The Education Center at The Wall
- Coordinates: 38°53′31″N 77°02′59″W﻿ / ﻿38.891861°N 77.049861°W
- Public transit access: Foggy Bottom – GWU
- Website: www.vvmf.org/education-center

= The Education Center at The Wall =

The Education Center at The Wall was a collaborative effort between the National Park Service and the Vietnam Veterans Memorial Fund (VVMF). The Center was approved by Congress, and construction was planned for the National Mall site adjacent to the Vietnam Memorial and on the corner of Constitution Avenue and 23rd Street. The two-story underground learning facility would have been built in keeping with the design, tone, and mood of The Wall and so as not to detract from the historic vistas of the National Mall. VVMF canceled the project in 2018 due to fundraising challenges.

The purpose of the Education Center was to inform future generations of the honor and sacrifices made by those who served their country. The center's core would revolve around seven traits that embody the American service member throughout the generations: Loyalty, Duty, Respect, Service, Honor, Integrity, and Courage. A prominent feature of the Education Center was to be the larger-than-life pictures of service members whose names adorn the polished black panels of The Wall. The pictures would be displayed on the service members' birthdays and add faces to the more than 58,000 names on The Wall and tell the stories of those who served. Volunteers sought to find photos of each of the veterans, along with service background information on computers at the Education Center and online for non-local visitors. The Education Center would have also featured displays of the more than 400,000 personal articles, letters, and gifts that have been left at the foot of the memorial since its dedication in 1982.

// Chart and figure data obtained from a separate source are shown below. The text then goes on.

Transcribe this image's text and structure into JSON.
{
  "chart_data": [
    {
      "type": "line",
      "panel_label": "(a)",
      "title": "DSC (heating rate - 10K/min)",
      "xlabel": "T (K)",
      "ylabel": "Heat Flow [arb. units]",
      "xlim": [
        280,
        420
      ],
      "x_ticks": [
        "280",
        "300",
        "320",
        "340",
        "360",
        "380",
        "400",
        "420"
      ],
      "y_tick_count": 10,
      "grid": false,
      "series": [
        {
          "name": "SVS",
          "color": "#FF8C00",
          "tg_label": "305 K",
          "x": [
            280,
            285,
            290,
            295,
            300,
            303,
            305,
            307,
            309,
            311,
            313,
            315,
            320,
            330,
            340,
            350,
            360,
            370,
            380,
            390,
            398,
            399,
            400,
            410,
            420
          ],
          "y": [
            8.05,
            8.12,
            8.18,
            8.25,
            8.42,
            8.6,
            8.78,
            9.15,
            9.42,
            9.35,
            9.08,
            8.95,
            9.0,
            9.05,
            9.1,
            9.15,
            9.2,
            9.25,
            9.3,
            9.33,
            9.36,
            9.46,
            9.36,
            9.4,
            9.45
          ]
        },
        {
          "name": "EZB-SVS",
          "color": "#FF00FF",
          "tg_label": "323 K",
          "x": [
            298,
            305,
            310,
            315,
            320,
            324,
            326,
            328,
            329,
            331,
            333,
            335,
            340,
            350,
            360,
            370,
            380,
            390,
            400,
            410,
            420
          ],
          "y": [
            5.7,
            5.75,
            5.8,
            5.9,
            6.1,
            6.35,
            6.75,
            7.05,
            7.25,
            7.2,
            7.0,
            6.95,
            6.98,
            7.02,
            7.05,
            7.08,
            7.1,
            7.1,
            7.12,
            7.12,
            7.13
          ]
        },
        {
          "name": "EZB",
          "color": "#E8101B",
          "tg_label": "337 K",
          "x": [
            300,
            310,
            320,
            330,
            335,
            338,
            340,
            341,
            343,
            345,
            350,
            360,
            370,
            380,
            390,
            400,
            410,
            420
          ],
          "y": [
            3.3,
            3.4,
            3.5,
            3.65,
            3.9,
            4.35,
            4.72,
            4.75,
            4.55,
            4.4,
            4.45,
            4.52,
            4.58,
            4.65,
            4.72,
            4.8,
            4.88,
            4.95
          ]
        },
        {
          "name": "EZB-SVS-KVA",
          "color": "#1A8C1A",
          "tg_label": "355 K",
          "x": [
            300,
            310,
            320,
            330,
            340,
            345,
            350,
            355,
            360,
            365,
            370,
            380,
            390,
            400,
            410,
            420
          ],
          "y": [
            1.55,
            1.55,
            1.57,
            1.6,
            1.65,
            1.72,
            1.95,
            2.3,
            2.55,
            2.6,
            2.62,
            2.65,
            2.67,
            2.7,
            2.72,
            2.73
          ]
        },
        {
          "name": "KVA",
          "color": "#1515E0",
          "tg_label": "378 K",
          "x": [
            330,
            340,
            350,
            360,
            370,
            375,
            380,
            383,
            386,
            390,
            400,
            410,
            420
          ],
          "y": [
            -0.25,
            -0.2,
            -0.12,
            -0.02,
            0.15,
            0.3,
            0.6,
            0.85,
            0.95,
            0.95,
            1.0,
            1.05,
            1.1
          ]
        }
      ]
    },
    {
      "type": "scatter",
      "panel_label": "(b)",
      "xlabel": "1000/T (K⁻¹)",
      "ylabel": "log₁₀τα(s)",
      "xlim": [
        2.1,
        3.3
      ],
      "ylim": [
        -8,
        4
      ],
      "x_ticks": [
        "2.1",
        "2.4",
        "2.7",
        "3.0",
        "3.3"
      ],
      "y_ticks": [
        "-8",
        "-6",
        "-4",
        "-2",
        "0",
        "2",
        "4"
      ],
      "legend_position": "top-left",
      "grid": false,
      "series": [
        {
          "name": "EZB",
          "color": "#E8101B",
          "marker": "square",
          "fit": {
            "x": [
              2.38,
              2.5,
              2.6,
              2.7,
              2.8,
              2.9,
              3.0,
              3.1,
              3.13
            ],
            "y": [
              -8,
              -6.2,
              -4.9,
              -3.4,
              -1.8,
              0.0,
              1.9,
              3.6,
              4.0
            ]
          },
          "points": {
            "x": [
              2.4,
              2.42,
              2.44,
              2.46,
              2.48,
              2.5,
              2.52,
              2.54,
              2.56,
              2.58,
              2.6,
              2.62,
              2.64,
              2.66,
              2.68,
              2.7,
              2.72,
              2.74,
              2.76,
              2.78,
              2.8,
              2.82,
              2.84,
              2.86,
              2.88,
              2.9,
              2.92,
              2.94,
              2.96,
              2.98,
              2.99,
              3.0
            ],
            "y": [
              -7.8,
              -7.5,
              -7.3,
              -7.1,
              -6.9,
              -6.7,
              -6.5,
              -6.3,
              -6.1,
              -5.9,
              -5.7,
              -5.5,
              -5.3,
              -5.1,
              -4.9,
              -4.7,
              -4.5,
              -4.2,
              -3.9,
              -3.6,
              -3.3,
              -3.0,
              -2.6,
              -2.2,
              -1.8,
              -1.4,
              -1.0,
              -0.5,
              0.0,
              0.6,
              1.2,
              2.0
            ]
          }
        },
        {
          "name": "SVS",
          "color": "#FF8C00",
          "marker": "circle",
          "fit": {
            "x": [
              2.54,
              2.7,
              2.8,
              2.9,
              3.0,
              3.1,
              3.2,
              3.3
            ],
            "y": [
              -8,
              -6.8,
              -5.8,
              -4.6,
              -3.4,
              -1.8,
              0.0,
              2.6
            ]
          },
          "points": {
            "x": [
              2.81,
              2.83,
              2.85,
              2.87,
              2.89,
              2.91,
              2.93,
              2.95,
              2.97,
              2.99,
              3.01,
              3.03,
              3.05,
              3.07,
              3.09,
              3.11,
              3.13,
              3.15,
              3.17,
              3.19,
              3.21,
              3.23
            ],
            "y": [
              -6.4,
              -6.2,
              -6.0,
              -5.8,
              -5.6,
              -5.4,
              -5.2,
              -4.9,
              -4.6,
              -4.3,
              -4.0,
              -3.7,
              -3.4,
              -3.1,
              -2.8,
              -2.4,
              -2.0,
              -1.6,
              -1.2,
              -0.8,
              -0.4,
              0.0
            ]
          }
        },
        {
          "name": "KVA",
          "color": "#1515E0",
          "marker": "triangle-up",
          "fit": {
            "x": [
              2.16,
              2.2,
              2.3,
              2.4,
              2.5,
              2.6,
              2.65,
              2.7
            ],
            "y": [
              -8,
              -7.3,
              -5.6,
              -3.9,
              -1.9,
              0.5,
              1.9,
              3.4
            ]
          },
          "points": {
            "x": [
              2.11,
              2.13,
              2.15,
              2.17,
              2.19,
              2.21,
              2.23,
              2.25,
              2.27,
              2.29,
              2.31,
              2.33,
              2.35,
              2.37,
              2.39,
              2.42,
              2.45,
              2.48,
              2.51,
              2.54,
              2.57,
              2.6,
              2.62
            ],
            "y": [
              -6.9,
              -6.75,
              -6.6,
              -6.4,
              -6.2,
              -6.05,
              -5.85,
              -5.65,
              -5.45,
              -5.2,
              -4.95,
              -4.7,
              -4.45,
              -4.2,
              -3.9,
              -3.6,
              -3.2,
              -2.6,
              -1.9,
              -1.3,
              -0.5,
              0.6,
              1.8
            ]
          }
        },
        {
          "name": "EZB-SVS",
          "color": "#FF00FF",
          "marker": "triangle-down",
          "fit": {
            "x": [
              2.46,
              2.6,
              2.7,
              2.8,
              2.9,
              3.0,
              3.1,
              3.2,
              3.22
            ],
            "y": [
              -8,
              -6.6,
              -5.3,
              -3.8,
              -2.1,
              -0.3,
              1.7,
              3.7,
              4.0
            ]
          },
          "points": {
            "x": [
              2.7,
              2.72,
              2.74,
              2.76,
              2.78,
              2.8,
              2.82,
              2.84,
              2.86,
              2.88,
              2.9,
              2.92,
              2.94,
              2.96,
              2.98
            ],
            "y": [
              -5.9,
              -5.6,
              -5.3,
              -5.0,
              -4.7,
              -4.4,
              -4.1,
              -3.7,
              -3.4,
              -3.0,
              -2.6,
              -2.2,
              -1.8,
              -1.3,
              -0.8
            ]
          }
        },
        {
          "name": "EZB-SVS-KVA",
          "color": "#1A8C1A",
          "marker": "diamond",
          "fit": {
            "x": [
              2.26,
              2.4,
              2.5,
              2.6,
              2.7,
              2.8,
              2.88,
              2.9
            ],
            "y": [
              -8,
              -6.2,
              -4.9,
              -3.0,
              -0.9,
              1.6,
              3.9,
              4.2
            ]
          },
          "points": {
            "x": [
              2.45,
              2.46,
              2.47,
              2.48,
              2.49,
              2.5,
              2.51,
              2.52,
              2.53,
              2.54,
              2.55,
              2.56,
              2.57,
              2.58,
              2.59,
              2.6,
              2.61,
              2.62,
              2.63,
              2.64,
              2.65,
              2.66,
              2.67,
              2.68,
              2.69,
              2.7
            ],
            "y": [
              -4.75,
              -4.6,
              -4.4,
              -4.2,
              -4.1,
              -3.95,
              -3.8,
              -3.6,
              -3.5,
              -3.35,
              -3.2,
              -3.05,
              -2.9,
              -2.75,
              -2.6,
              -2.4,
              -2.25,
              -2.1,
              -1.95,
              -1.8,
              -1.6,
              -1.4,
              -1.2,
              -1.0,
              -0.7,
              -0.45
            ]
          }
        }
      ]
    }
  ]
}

Like the Vietnam Veterans Memorial, the Education Center at The Wall was completely funded through private donations. The Vietnam Veterans Memorial Fund embarked on a multi-year campaign to secure the nearly $115 million needed. The campaign leadership included Gen. Colin Powell USA (Ret.) and Gen. Barry A. McCaffrey USA (Ret.). Actor Tom Selleck served as the National Spokesman. In September 2018 the Fund announced it would scrap its plans for construction of the center and instead focus on digital education and outreach.